Okay who is the one spreading ‘disinformation’?
Perhaps you should read the Government of Alberta website information!
https://www.alberta.ca/clean-hydrogen-markets
Also did you read the article in the Lethbridge Herald January 12, 2024:
“…Dave Nally, Minister of Service Alberta and Red Tape Reduction, said in an interview recently that electric vehicles are not a realistic alternative to gasoline and diesel-powered cars and trucks in Alberta.
But hydrogen power is….”
https://lethbridgeherald.com/news/lethbridge-news/2024/01/12/province-sees-road-to-a-hydrogen-powered-future/
I would also point out that EV’s require energy from fossil fuels and as in every vehicle have a carbon footprint. Natural gas can be used in the production of hydrogen, with carbon capture and would not have any more of a carbon footprint than EV’s. Let me remind you that battery minerals for EV’s have to be mined.
“…Lithium-ion batteries, the kind that power almost all EVs, use five “critical minerals”: lithium, nickel, cobalt, manganese, and graphite….”
“…Because of the energy required to extract and refine these battery minerals, EV production generally emits more greenhouse gases per car than cars powered by fossil fuels…”
Have you ever seen a mining operation and the number of vehicles just to prepare the land, extract the ore and then the high heat needed to melt the minerals from the other impurities, not to mention all the transportation methods needed in the process before the battery is made?
Read this:
Lithium Mining Projects May Not Be Green Friendly – The New York Times (nytimes.com)
And that is just for the Lithium, not all the other metals for the batteries.
There are more than one processes for producing hydrogen:
“…Today, hydrogen fuel can be produced through several methods. The most common methods today are natural gas reforming (a thermal process), and electrolysis. Other methods include solar-driven and biological processes….”

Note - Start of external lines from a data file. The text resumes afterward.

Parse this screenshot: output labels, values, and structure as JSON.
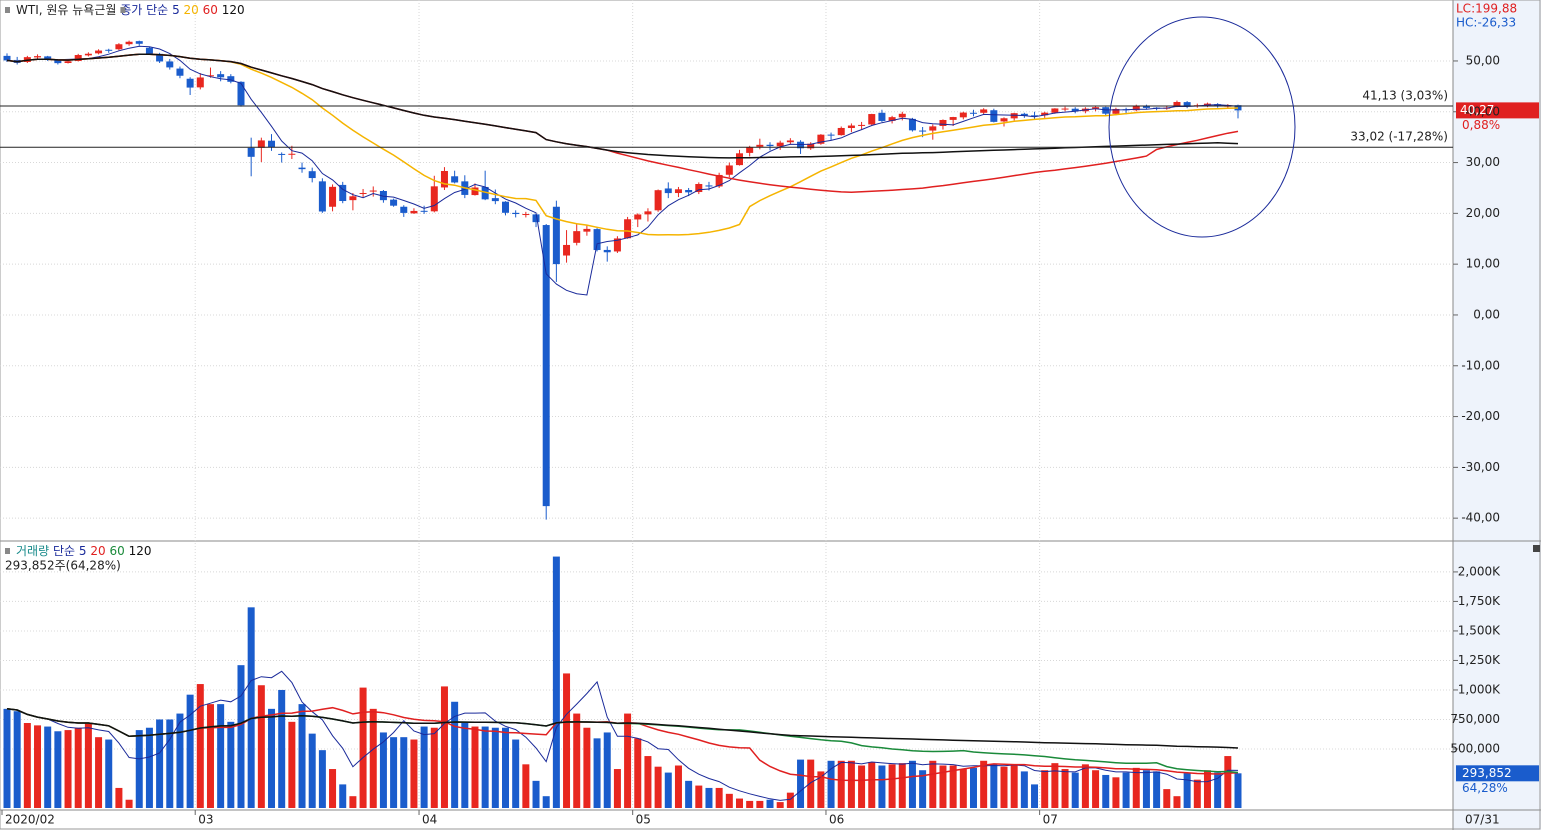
{
  "chart_data": [
    {
      "type": "candlestick",
      "title": "WTI, 원유 뉴욕근월",
      "ma_label": "종가 단순",
      "moving_averages": [
        {
          "period": 5,
          "color": "#1a2a9a"
        },
        {
          "period": 20,
          "color": "#f5b400"
        },
        {
          "period": 60,
          "color": "#e02020"
        },
        {
          "period": 120,
          "color": "#111111"
        }
      ],
      "up_color": "#e8271f",
      "down_color": "#1a5ccc",
      "categories": [
        "2020/02",
        null,
        null,
        null,
        null,
        null,
        null,
        null,
        null,
        null,
        null,
        null,
        null,
        null,
        null,
        null,
        null,
        null,
        null,
        "03",
        null,
        null,
        null,
        null,
        null,
        null,
        null,
        null,
        null,
        null,
        null,
        null,
        null,
        null,
        null,
        null,
        null,
        null,
        null,
        null,
        null,
        "04",
        null,
        null,
        null,
        null,
        null,
        null,
        null,
        null,
        null,
        null,
        null,
        null,
        null,
        null,
        null,
        null,
        null,
        null,
        null,
        null,
        "05",
        null,
        null,
        null,
        null,
        null,
        null,
        null,
        null,
        null,
        null,
        null,
        null,
        null,
        null,
        null,
        null,
        null,
        null,
        "06",
        null,
        null,
        null,
        null,
        null,
        null,
        null,
        null,
        null,
        null,
        null,
        null,
        null,
        null,
        null,
        null,
        null,
        null,
        null,
        null,
        "07",
        null,
        null,
        null,
        null,
        null,
        null,
        null,
        null,
        null,
        null,
        null,
        null,
        null,
        null,
        null,
        null,
        null,
        null,
        null
      ],
      "ohlc": [
        [
          51.0,
          51.5,
          49.8,
          50.11
        ],
        [
          50.2,
          50.8,
          49.3,
          49.61
        ],
        [
          49.8,
          51.0,
          49.6,
          50.75
        ],
        [
          50.7,
          51.3,
          50.3,
          50.95
        ],
        [
          50.9,
          51.0,
          50.0,
          50.32
        ],
        [
          50.1,
          50.3,
          49.3,
          49.57
        ],
        [
          49.6,
          50.3,
          49.5,
          49.94
        ],
        [
          50.0,
          51.4,
          49.9,
          51.17
        ],
        [
          51.1,
          51.7,
          50.9,
          51.42
        ],
        [
          51.5,
          52.3,
          51.3,
          52.05
        ],
        [
          52.2,
          52.4,
          51.6,
          52.05
        ],
        [
          52.3,
          53.5,
          52.1,
          53.29
        ],
        [
          53.3,
          54.0,
          53.0,
          53.78
        ],
        [
          53.9,
          54.0,
          53.0,
          53.38
        ],
        [
          52.6,
          52.8,
          51.2,
          51.43
        ],
        [
          51.4,
          51.6,
          49.6,
          49.9
        ],
        [
          49.9,
          50.4,
          48.3,
          48.73
        ],
        [
          48.5,
          48.9,
          46.6,
          47.09
        ],
        [
          46.5,
          46.8,
          43.3,
          44.76
        ],
        [
          44.8,
          47.6,
          44.4,
          46.75
        ],
        [
          47.1,
          48.7,
          46.7,
          47.18
        ],
        [
          47.4,
          48.0,
          46.0,
          46.78
        ],
        [
          47.0,
          47.4,
          45.6,
          45.9
        ],
        [
          45.9,
          46.0,
          41.0,
          41.28
        ],
        [
          32.9,
          34.9,
          27.3,
          31.13
        ],
        [
          32.9,
          34.9,
          30.1,
          34.36
        ],
        [
          34.3,
          35.6,
          32.3,
          32.98
        ],
        [
          31.7,
          32.0,
          30.0,
          31.5
        ],
        [
          31.7,
          33.3,
          30.7,
          31.73
        ],
        [
          29.0,
          30.0,
          28.0,
          28.7
        ],
        [
          28.3,
          29.0,
          26.1,
          26.95
        ],
        [
          26.3,
          26.9,
          20.1,
          20.37
        ],
        [
          21.3,
          25.7,
          20.4,
          25.22
        ],
        [
          25.6,
          26.2,
          22.0,
          22.43
        ],
        [
          22.6,
          24.0,
          20.6,
          23.36
        ],
        [
          23.9,
          24.8,
          23.2,
          24.01
        ],
        [
          24.3,
          25.3,
          23.3,
          24.49
        ],
        [
          24.4,
          24.6,
          22.1,
          22.6
        ],
        [
          22.7,
          22.9,
          21.3,
          21.51
        ],
        [
          21.3,
          21.6,
          19.3,
          20.09
        ],
        [
          20.0,
          21.0,
          19.9,
          20.48
        ],
        [
          20.5,
          21.5,
          19.9,
          20.31
        ],
        [
          20.4,
          27.4,
          20.2,
          25.32
        ],
        [
          25.1,
          29.1,
          24.6,
          28.34
        ],
        [
          27.3,
          28.4,
          25.9,
          26.08
        ],
        [
          26.3,
          27.5,
          23.0,
          23.63
        ],
        [
          23.6,
          25.9,
          23.5,
          25.09
        ],
        [
          25.2,
          28.4,
          22.6,
          22.76
        ],
        [
          23.0,
          24.7,
          21.8,
          22.41
        ],
        [
          22.3,
          22.4,
          19.6,
          20.11
        ],
        [
          20.1,
          20.6,
          19.2,
          19.87
        ],
        [
          19.8,
          20.3,
          19.2,
          19.87
        ],
        [
          19.8,
          20.0,
          17.3,
          18.27
        ],
        [
          17.7,
          17.9,
          -40.3,
          -37.63
        ],
        [
          21.3,
          22.5,
          6.5,
          10.01
        ],
        [
          11.7,
          16.7,
          10.3,
          13.78
        ],
        [
          14.2,
          17.9,
          13.7,
          16.5
        ],
        [
          16.4,
          17.7,
          15.6,
          16.94
        ],
        [
          16.9,
          17.1,
          12.5,
          12.78
        ],
        [
          12.8,
          13.5,
          10.5,
          12.34
        ],
        [
          12.5,
          15.5,
          12.2,
          15.06
        ],
        [
          15.1,
          19.3,
          15.0,
          18.84
        ],
        [
          18.8,
          20.0,
          17.3,
          19.78
        ],
        [
          19.8,
          21.0,
          18.4,
          20.39
        ],
        [
          20.6,
          24.7,
          20.3,
          24.56
        ],
        [
          24.9,
          26.1,
          23.0,
          23.99
        ],
        [
          24.0,
          25.2,
          23.2,
          24.74
        ],
        [
          24.6,
          25.0,
          23.4,
          24.14
        ],
        [
          24.2,
          26.1,
          23.8,
          25.78
        ],
        [
          25.5,
          26.2,
          24.5,
          25.29
        ],
        [
          25.3,
          28.0,
          25.0,
          27.56
        ],
        [
          27.6,
          30.0,
          27.1,
          29.43
        ],
        [
          29.5,
          32.5,
          29.4,
          31.82
        ],
        [
          31.9,
          33.3,
          31.2,
          32.96
        ],
        [
          33.1,
          34.7,
          32.6,
          33.49
        ],
        [
          33.5,
          34.0,
          32.4,
          33.25
        ],
        [
          33.2,
          34.3,
          32.5,
          33.92
        ],
        [
          34.0,
          34.8,
          33.6,
          34.35
        ],
        [
          34.1,
          34.4,
          31.7,
          32.81
        ],
        [
          32.8,
          34.0,
          32.5,
          33.71
        ],
        [
          33.7,
          35.6,
          33.5,
          35.49
        ],
        [
          35.5,
          35.9,
          34.4,
          35.44
        ],
        [
          35.4,
          37.1,
          35.3,
          36.81
        ],
        [
          36.8,
          37.7,
          36.0,
          37.29
        ],
        [
          37.3,
          38.0,
          36.5,
          37.41
        ],
        [
          37.5,
          39.6,
          37.3,
          39.55
        ],
        [
          39.8,
          40.4,
          38.0,
          38.19
        ],
        [
          38.2,
          39.2,
          37.7,
          38.94
        ],
        [
          38.9,
          40.0,
          38.3,
          39.6
        ],
        [
          38.6,
          38.8,
          36.1,
          36.34
        ],
        [
          36.3,
          37.0,
          35.0,
          36.26
        ],
        [
          36.3,
          37.5,
          34.5,
          37.12
        ],
        [
          37.2,
          38.5,
          36.5,
          38.38
        ],
        [
          38.4,
          39.0,
          37.2,
          38.96
        ],
        [
          38.9,
          40.0,
          38.5,
          39.84
        ],
        [
          39.8,
          40.4,
          39.1,
          39.75
        ],
        [
          39.8,
          40.7,
          39.5,
          40.46
        ],
        [
          40.3,
          40.6,
          37.9,
          38.01
        ],
        [
          38.1,
          38.9,
          37.1,
          38.72
        ],
        [
          38.7,
          39.8,
          38.3,
          39.72
        ],
        [
          39.6,
          39.8,
          38.8,
          39.27
        ],
        [
          39.3,
          40.0,
          38.5,
          39.27
        ],
        [
          39.3,
          40.0,
          38.8,
          39.82
        ],
        [
          39.8,
          40.7,
          39.6,
          40.65
        ],
        [
          40.6,
          41.0,
          40.1,
          40.63
        ],
        [
          40.6,
          40.9,
          39.7,
          40.1
        ],
        [
          40.1,
          40.9,
          39.7,
          40.62
        ],
        [
          40.6,
          41.1,
          40.1,
          40.9
        ],
        [
          40.9,
          41.0,
          39.3,
          39.62
        ],
        [
          39.6,
          40.8,
          39.3,
          40.55
        ],
        [
          40.5,
          40.8,
          39.5,
          40.29
        ],
        [
          40.3,
          41.4,
          40.1,
          41.2
        ],
        [
          41.1,
          41.4,
          40.5,
          40.75
        ],
        [
          40.8,
          40.9,
          40.3,
          40.59
        ],
        [
          40.6,
          41.1,
          40.4,
          40.81
        ],
        [
          41.0,
          42.2,
          40.9,
          41.92
        ],
        [
          41.9,
          42.1,
          40.7,
          41.07
        ],
        [
          41.1,
          41.6,
          40.8,
          41.29
        ],
        [
          41.3,
          41.8,
          40.9,
          41.6
        ],
        [
          41.5,
          41.7,
          40.8,
          41.04
        ],
        [
          41.0,
          41.5,
          40.7,
          41.27
        ],
        [
          41.3,
          41.4,
          38.7,
          40.27
        ]
      ],
      "ylim": [
        -44.3,
        62
      ],
      "yticks": [
        {
          "value": 50,
          "label": "50,00"
        },
        {
          "value": 40,
          "label": "40,00"
        },
        {
          "value": 30,
          "label": "30,00"
        },
        {
          "value": 20,
          "label": "20,00"
        },
        {
          "value": 10,
          "label": "10,00"
        },
        {
          "value": 0,
          "label": "0,00"
        },
        {
          "value": -10,
          "label": "-10,00"
        },
        {
          "value": -20,
          "label": "-20,00"
        },
        {
          "value": -30,
          "label": "-30,00"
        },
        {
          "value": -40,
          "label": "-40,00"
        }
      ],
      "grid": true,
      "hlines": [
        {
          "value": 41.13,
          "label": "41,13 (3,03%)"
        },
        {
          "value": 33.02,
          "label": "33,02 (-17,28%)"
        }
      ],
      "low_label": "LC:199,88",
      "high_label": "HC:-26,33",
      "last_value_label": "40,27",
      "change_label": "0,88%"
    },
    {
      "type": "volume",
      "title": "거래량",
      "ma_label": "단순",
      "summary": "293,852주(64,28%)",
      "moving_averages": [
        {
          "period": 5,
          "color": "#1a2a9a"
        },
        {
          "period": 20,
          "color": "#e02020"
        },
        {
          "period": 60,
          "color": "#1a8a3a"
        },
        {
          "period": 120,
          "color": "#111111"
        }
      ],
      "values": [
        840000,
        820000,
        720000,
        700000,
        690000,
        650000,
        660000,
        680000,
        720000,
        600000,
        580000,
        170000,
        70000,
        660000,
        680000,
        750000,
        750000,
        800000,
        960000,
        1050000,
        880000,
        880000,
        730000,
        1210000,
        1700000,
        1040000,
        840000,
        1000000,
        730000,
        880000,
        630000,
        490000,
        330000,
        200000,
        100000,
        1020000,
        840000,
        640000,
        600000,
        600000,
        580000,
        690000,
        680000,
        1030000,
        900000,
        720000,
        690000,
        690000,
        680000,
        680000,
        580000,
        370000,
        230000,
        100000,
        2130000,
        1140000,
        800000,
        680000,
        590000,
        640000,
        330000,
        800000,
        590000,
        440000,
        350000,
        300000,
        360000,
        230000,
        190000,
        170000,
        170000,
        120000,
        80000,
        60000,
        60000,
        70000,
        50000,
        130000,
        410000,
        410000,
        310000,
        400000,
        400000,
        400000,
        360000,
        390000,
        360000,
        370000,
        380000,
        400000,
        320000,
        400000,
        360000,
        360000,
        330000,
        340000,
        400000,
        370000,
        350000,
        360000,
        310000,
        200000,
        320000,
        380000,
        330000,
        300000,
        370000,
        320000,
        280000,
        260000,
        300000,
        340000,
        320000,
        310000,
        160000,
        100000,
        300000,
        240000,
        320000,
        300000,
        440000,
        293852
      ],
      "ylim": [
        0,
        2245000
      ],
      "yticks": [
        {
          "value": 2000000,
          "label": "2,000K"
        },
        {
          "value": 1750000,
          "label": "1,750K"
        },
        {
          "value": 1500000,
          "label": "1,500K"
        },
        {
          "value": 1250000,
          "label": "1,250K"
        },
        {
          "value": 1000000,
          "label": "1,000K"
        },
        {
          "value": 750000,
          "label": "750,000"
        },
        {
          "value": 500000,
          "label": "500,000"
        }
      ],
      "grid": true,
      "last_value_label": "293,852",
      "change_label": "64,28%"
    }
  ],
  "last_date_label": "07/31"
}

As earlier stated, I am not sure if either will be a viable alternative! That is why I state that we must not just think or believe the EV or hydrogen vehicle will be the answer.
I am concerned that we are pushing to hard just for EV’s, which have a large carbon footprint to make and as we have found, just like your cellphone, losing power faster in cold weather, requiring 2-3 times the charging!
As we have found, we cannot just rely on wind and solar power in the winter months!

Last edited 5 months ago by pursuit diver
lumpy
Last edited 5 months ago by lumpy
lumpy

Oh, the whiners about EVs and how much of a fail they are…It’s like they think technology just stops here. It’s only going to improve. You dummies will be embarrassed in a few years.